Lors d’une conférence de presse mercredi après-midi, ils ont dénoncé les «dénis du droit au logement» que les personnes sans statut et les réfugiés subissent. Ils ont demandé à Québec de permettre à toute la population d’avoir accès aux logements sociaux, peu importe leur statut. D’après la porte-parole du Front d’action populaire en réaménagement urbain (FRAPRU), Véronique Laflamme, le Québec est une des seules provinces au Canada, avec l’Alberta, à être si restrictives dans l’accès au logement subventionné.

En Colombie-Britannique et dans la plupart des grandes villes d’Ontario, les demandeurs d’asile et les réfugiés ont accès au logement social subventionné. Dans d’autres provinces et territoires, comme le Manitoba, le Saskatchewan et le Yukon, les critères sont encore moins restrictifs pour les personnes au statut migratoire irrégulier ou précaire.

«On veut des logements sociaux pour tout le monde, peu importe leur statut migratoire», indique Véronique Laflamme à Métro. D’après elle, en raison de leur situation précaire, plusieurs personnes migrantes se retrouvent souvent dans des taudis où elles subissent des abus de la part de leurs propriétaires. «Ces dénis de droits que vivent nos locataires migrants à Montréal vont en empirant», ajoute-t-elle.

Victimes de violence conjugale

D’après la co-responsable des dossiers politiques au Regroupement des maisons pour femmes victimes de violence conjugale (RMFVVC), Louise Riendeau, une centaine de femmes au statut d’immigration précaire ont été hébergées dans leurs maisons. «Elles doivent souvent y rester plusieurs mois, car elles n’ont pas le droit aux HLM [habitation à loyer modique]. Celles qui en auraient besoin n’ont pas non plus accès aux maisons de deuxième étape dont les critères d’attribution sont les mêmes que pour un HLM», soutient-elle.

C’est ce le cas d’Angélique, qui est au centre Maison Secours depuis juillet. Son mari l’avait parrainée du Bénin. «Il ne nous nourrissait pas et je supportais la situation tant bien que mal, jusqu’au jour où il m’a mise dehors avec ma fille. J’ai essayé de trouver un appartement, mais ce n’était pas possible», confie-t-elle à Métro.

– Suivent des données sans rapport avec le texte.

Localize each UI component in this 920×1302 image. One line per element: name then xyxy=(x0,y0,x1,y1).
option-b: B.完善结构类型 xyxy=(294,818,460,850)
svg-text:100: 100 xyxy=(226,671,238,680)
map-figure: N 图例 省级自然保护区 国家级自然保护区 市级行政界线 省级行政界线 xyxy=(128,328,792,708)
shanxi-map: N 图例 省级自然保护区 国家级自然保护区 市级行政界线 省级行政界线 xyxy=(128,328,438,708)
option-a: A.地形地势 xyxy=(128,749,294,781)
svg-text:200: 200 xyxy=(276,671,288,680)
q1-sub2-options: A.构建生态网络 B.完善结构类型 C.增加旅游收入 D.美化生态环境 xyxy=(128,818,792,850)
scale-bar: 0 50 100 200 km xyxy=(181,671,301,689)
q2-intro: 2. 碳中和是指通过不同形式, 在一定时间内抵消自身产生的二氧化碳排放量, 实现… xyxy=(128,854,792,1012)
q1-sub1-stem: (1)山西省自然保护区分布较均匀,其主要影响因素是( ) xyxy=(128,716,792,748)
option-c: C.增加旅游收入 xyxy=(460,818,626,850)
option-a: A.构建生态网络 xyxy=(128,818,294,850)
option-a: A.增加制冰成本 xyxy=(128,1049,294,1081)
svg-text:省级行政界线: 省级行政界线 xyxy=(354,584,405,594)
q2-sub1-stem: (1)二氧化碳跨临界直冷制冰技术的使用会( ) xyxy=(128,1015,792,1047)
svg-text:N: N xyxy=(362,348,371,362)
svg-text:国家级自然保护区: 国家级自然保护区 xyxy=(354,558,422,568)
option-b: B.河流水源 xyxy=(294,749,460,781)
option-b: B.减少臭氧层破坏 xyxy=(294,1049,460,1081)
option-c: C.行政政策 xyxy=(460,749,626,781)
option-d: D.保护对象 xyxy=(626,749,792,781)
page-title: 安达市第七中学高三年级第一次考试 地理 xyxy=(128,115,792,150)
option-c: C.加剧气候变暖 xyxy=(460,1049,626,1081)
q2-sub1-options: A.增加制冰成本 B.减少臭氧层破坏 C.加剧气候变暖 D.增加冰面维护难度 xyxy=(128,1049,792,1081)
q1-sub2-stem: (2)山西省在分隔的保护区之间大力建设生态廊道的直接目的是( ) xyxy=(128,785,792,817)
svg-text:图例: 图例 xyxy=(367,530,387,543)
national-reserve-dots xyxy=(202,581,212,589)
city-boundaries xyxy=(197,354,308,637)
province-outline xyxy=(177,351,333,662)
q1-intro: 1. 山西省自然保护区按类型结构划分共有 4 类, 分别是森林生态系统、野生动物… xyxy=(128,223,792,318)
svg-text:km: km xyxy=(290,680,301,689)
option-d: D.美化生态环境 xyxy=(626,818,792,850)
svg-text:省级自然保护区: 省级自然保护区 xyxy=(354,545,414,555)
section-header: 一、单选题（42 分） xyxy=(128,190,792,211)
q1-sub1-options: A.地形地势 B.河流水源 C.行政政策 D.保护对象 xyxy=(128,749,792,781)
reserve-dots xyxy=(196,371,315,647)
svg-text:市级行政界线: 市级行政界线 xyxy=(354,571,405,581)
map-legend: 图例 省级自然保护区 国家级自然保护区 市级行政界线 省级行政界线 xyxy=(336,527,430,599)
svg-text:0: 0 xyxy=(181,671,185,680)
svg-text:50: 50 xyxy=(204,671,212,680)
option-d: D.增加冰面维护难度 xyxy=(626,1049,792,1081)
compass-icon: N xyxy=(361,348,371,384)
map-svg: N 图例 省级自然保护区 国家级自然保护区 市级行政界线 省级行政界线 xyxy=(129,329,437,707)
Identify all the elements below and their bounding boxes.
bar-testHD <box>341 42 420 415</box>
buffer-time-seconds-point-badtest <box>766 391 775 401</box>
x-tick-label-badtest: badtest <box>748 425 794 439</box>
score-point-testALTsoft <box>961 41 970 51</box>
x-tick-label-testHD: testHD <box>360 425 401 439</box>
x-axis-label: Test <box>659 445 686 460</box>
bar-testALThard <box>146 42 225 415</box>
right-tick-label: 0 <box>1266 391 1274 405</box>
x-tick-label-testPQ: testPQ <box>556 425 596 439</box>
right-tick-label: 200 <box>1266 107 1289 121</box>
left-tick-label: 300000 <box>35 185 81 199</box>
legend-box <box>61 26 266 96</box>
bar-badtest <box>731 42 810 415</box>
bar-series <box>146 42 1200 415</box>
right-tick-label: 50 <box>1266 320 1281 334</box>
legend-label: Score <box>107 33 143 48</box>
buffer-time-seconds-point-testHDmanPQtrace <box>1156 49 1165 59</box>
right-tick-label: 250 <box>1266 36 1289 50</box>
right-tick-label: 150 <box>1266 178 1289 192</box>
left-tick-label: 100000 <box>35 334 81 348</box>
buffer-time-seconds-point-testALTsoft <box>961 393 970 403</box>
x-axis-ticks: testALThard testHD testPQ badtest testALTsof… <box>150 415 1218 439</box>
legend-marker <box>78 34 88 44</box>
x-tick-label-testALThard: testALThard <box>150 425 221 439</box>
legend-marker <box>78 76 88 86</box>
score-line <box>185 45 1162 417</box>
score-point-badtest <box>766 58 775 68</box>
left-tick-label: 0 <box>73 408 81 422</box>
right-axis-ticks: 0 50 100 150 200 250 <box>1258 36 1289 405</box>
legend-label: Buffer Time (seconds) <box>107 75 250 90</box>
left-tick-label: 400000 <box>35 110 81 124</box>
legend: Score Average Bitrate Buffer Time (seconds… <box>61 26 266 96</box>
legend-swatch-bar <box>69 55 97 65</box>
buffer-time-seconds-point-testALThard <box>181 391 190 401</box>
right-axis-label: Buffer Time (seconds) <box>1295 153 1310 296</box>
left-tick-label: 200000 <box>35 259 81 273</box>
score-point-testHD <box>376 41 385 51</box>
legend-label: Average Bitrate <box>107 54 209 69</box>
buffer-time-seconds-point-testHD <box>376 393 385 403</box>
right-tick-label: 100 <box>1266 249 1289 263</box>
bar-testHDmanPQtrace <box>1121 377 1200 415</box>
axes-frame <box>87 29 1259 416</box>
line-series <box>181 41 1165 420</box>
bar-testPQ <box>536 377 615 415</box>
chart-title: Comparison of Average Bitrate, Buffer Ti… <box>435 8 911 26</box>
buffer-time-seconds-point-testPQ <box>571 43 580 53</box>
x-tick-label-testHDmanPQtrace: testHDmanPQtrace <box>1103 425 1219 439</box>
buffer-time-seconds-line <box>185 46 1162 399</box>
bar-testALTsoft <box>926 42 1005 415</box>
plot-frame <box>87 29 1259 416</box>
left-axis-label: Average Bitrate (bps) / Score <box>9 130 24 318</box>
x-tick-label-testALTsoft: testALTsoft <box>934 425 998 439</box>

Lorsqu’elle cherche un logement, elle a de la difficulté à convaincre les propriétaires qu’elle est en mesure de payer les loyers en raison de son statut précaire.

Maribel, jadis sans statut, est en attente de statut. Elle habite aussi à la Maison Secours depuis six mois avec son garçon de 10 ans. Elle a vécu de la violence conjugale, des menaces de mort et de la séquestration de la part de son ex-conjoint. «Chercher un logement, c’est difficile pour moi, parce que je n’ai pas de résidence permanente et je n’ai pas d’emploi» dit-elle.

Selon Mme Riendeau, les situations des femmes migrantes font peur aux propriétaires de logements privés, car elles n’ont souvent pas d’historique de crédit ni de références. «Elles font souvent face aux préjugés vis-à-vis des femmes monoparentales et des femmes migrantes», dénonce-t-elle.

L’an dernier, la Ville de Montréal a annoncé diverses mesures pour l’intégration des immigrants. Elle songe notamment aux façons de permettre aux personnes sans statut d’avoir accès au logement social sans avoir à présenter une preuve d’identité. Par exemple, par le biais du référencement par un parti tiers.